Many of the same concerns that have been mentioned on this site in regards to genetic engineering apply to gene therapy using CRISPR (See “Mighty Mitochondria and Assisted Reproductive Technology” and “Genetics in the News”. Not every trait or disease has a purely genetic basis. Also, if someone has a gene for a particular disease, in many cases, that only means he or she may get the disease. Pre-emptively removing a gene that has not been fully characterized may lead to unforeseen adverse effects. Sometimes genes have both “good” and “bad” effects. Additionally, sometimes the same gene may be recruited for different purposes. We, therefore, need to exercise caution when moving into areas in which our knowledge is still incomplete.

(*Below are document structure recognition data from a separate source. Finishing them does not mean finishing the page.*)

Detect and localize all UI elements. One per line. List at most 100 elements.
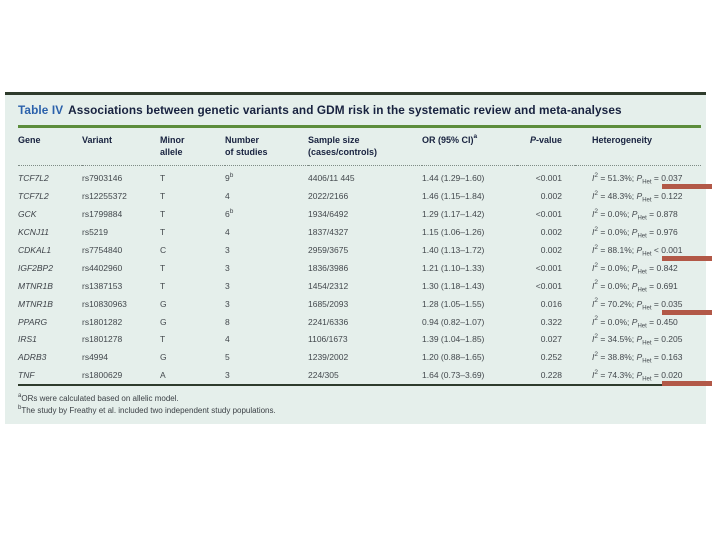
annotation-underline [662,309,712,315]
cell-p-value: 0.002 [540,191,562,202]
cell-heterogeneity: I2 = 0.0%; PHet = 0.450 [592,315,678,330]
cell-heterogeneity: I2 = 74.3%; PHet = 0.020 [575,366,712,387]
cell-or-ci: 1.30 (1.18–1.43) [422,280,485,291]
cell-or-ci: 1.21 (1.10–1.33) [422,262,485,273]
cell-minor-allele: T [160,191,166,202]
table-row: IGF2BP2 rs4402960 T 3 1836/3986 1.21 (1.… [18,259,701,277]
cell-sample-size: 2241/6336 [308,316,349,327]
cell-variant: rs7754840 [82,245,123,255]
table-row: GCK rs1799884 T 6b 1934/6492 1.29 (1.17–… [18,205,701,223]
cell-number-of-studies: 3 [225,245,230,255]
cell-gene: IRS1 [18,334,37,345]
cell-heterogeneity: I2 = 51.3%; PHet = 0.037 [575,165,712,190]
cell-number-of-studies: 6b [225,207,234,220]
cell-or-ci: 1.28 (1.05–1.55) [422,298,485,309]
cell-minor-allele: T [160,173,166,184]
table-label: Table IV [18,103,64,117]
cell-p-value: <0.001 [535,209,562,220]
cell-minor-allele: G [160,316,167,327]
cell-sample-size: 1934/6492 [308,209,349,220]
cell-or-ci: 1.40 (1.13–1.72) [422,245,485,255]
cell-heterogeneity: I2 = 0.0%; PHet = 0.842 [592,261,678,276]
cell-variant: rs1801282 [82,316,123,327]
table-heading: Associations between genetic variants an… [68,103,622,117]
cell-or-ci: 1.46 (1.15–1.84) [422,191,485,202]
cell-p-value: 0.228 [540,370,562,381]
cell-number-of-studies: 3 [225,262,230,273]
cell-gene: IGF2BP2 [18,262,53,273]
table-header: Gene Variant Minor allele Number of studies Sa… [18,127,701,166]
cell-minor-allele: T [160,334,166,345]
column-header: Number of studies [225,127,308,166]
cell-heterogeneity: I2 = 70.2%; PHet = 0.035 [575,295,712,315]
table-caption: Table IV Associations between genetic var… [18,103,701,117]
cell-sample-size: 1837/4327 [308,227,349,238]
table-header-row: Gene Variant Minor allele Number of studies Sa… [18,127,701,166]
cell-number-of-studies: 4 [225,191,230,202]
cell-variant: rs4402960 [82,262,123,273]
table-row: IRS1 rs1801278 T 4 1106/1673 1.39 (1.04–… [18,331,701,349]
cell-minor-allele: G [160,352,167,363]
table-row: TCF7L2 rs7903146 T 9b 4406/11 445 1.44 (… [18,165,712,190]
cell-heterogeneity: I2 = 34.5%; PHet = 0.205 [592,333,683,348]
cell-gene: TNF [18,370,35,381]
cell-minor-allele: T [160,262,166,273]
cell-sample-size: 1685/2093 [308,298,349,309]
cell-or-ci: 1.64 (0.73–3.69) [422,370,485,381]
table-row: TCF7L2 rs12255372 T 4 2022/2166 1.46 (1.… [18,187,701,205]
cell-gene: TCF7L2 [18,191,49,202]
cell-sample-size: 224/305 [308,370,339,381]
cell-variant: rs1801278 [82,334,123,345]
cell-variant: rs5219 [82,227,108,238]
cell-minor-allele: C [160,245,167,255]
table-body: TCF7L2 rs7903146 T 9b 4406/11 445 1.44 (… [18,165,712,387]
cell-sample-size: 1454/2312 [308,280,349,291]
cell-minor-allele: T [160,280,166,291]
cell-or-ci: 1.39 (1.04–1.85) [422,334,485,345]
cell-heterogeneity: I2 = 38.8%; PHet = 0.163 [592,351,683,366]
cell-minor-allele: T [160,227,166,238]
cell-gene: ADRB3 [18,352,47,363]
cell-heterogeneity: I2 = 0.0%; PHet = 0.691 [592,279,678,294]
cell-gene: MTNR1B [18,298,53,309]
cell-variant: rs1799884 [82,209,123,220]
cell-number-of-studies: 8 [225,316,230,327]
table-row: PPARG rs1801282 G 8 2241/6336 0.94 (0.82… [18,313,701,331]
column-header: Heterogeneity [575,127,701,166]
column-header: Variant [82,127,160,166]
cell-or-ci: 0.94 (0.82–1.07) [422,316,485,327]
cell-or-ci: 1.20 (0.88–1.65) [422,352,485,363]
cell-sample-size: 2022/2166 [308,191,349,202]
cell-sample-size: 1106/1673 [308,334,348,345]
annotation-underline [662,255,712,261]
column-header: P-value [517,127,575,166]
cell-sample-size: 2959/3675 [308,245,349,255]
cell-variant: rs7903146 [82,173,123,184]
cell-number-of-studies: 4 [225,334,230,345]
cell-variant: rs12255372 [82,191,127,202]
cell-number-of-studies: 3 [225,280,230,291]
cell-gene: TCF7L2 [18,173,49,184]
cell-p-value: 0.027 [540,334,562,345]
cell-p-value: 0.002 [540,227,562,238]
cell-number-of-studies: 5 [225,352,230,363]
cell-gene: PPARG [18,316,48,327]
cell-p-value: <0.001 [535,262,562,273]
cell-p-value: 0.252 [540,352,562,363]
column-header: Minor allele [160,127,225,166]
cell-p-value: 0.016 [540,298,562,309]
annotation-underline [662,381,712,387]
table-row: ADRB3 rs4994 G 5 1239/2002 1.20 (0.88–1.… [18,348,701,366]
cell-or-ci: 1.15 (1.06–1.26) [422,227,485,238]
cell-number-of-studies: 3 [225,370,230,381]
table-row: MTNR1B rs10830963 G 3 1685/2093 1.28 (1.… [18,295,712,315]
cell-heterogeneity: I2 = 0.0%; PHet = 0.976 [592,225,678,240]
cell-sample-size: 4406/11 445 [308,173,355,184]
table-row: CDKAL1 rs7754840 C 3 2959/3675 1.40 (1.1… [18,241,712,261]
cell-heterogeneity: I2 = 48.3%; PHet = 0.122 [592,190,683,205]
cell-minor-allele: T [160,209,166,220]
column-header: Gene [18,127,82,166]
footnote: bThe study by Freathy et al. included tw… [18,404,276,415]
table-row: MTNR1B rs1387153 T 3 1454/2312 1.30 (1.1… [18,277,701,295]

The most pressing bioethics issue is that of safety. CRISPR will not be in the clinic for a long time because, just as with its predecessors, ZFNs and TALENS, it sometimes cuts the DNA in the wrong spot. Off-target cutting can be lethal to cells. Much of the current research on CRISPR is finding ways to ensure accurate editing. Even being off by one nucleotide can wreak havoc on an organism, so until gene editing becomes more accurate, it will continue to be limited to studying model diseases or possibly for stem cell research.
Another ethical issued is raised by Harvard scientist George Church in Young’s MIT Technology Review article. He points out that once gene editing is able to cure diseases, “some scientists will be tempted to use it to engineer embryos during in vitro fertilization. Researchers have already shown that genome editing can rewrite DNA sequences in rat and mouse embryos, and in late January, researchers in China reported that they had created genetically modified monkeys using CRISPR. With such techniques, a person’s genome might be edited before birth—or, if changes were made to the eggs or sperm-producing cells of a prospective parent, even before conception.”
This brings up issues of autonomy and human dignity. Gene editing techniques could/might allow parents to make genetic decisions for their children. Furthermore, as we have seen with the American eugenics movement, fear of mental illness or other culturally driven preferences may lead some parents to decide to have their embryo’s genome edited without fully understanding the complex genetic basis, if there is a genetic basis, behind these traits. This delves into even more fundamental questions on the role that genetics plays in determining our traits.
The human genome is complex, and scientists are still learning the nuances of the genetic code and how genes are expressed. While using CRISPR technology to study disease in animal models seems to have a practical value, the consequences of editing certain genes in the human genome are still largely unknown. There are a small number of genetic diseases that are directly due to a particular error in the genetic code, but many diseases are due to a complexity of factors in which it’s unclear whether genetic editing would do more harm than good.
For an academic review article on ZFNs, TALENs, and CRISPR, see Trends in Biotechnology, Volume 31, Issue 7, 397-405, 09 May 2013. Subscription required.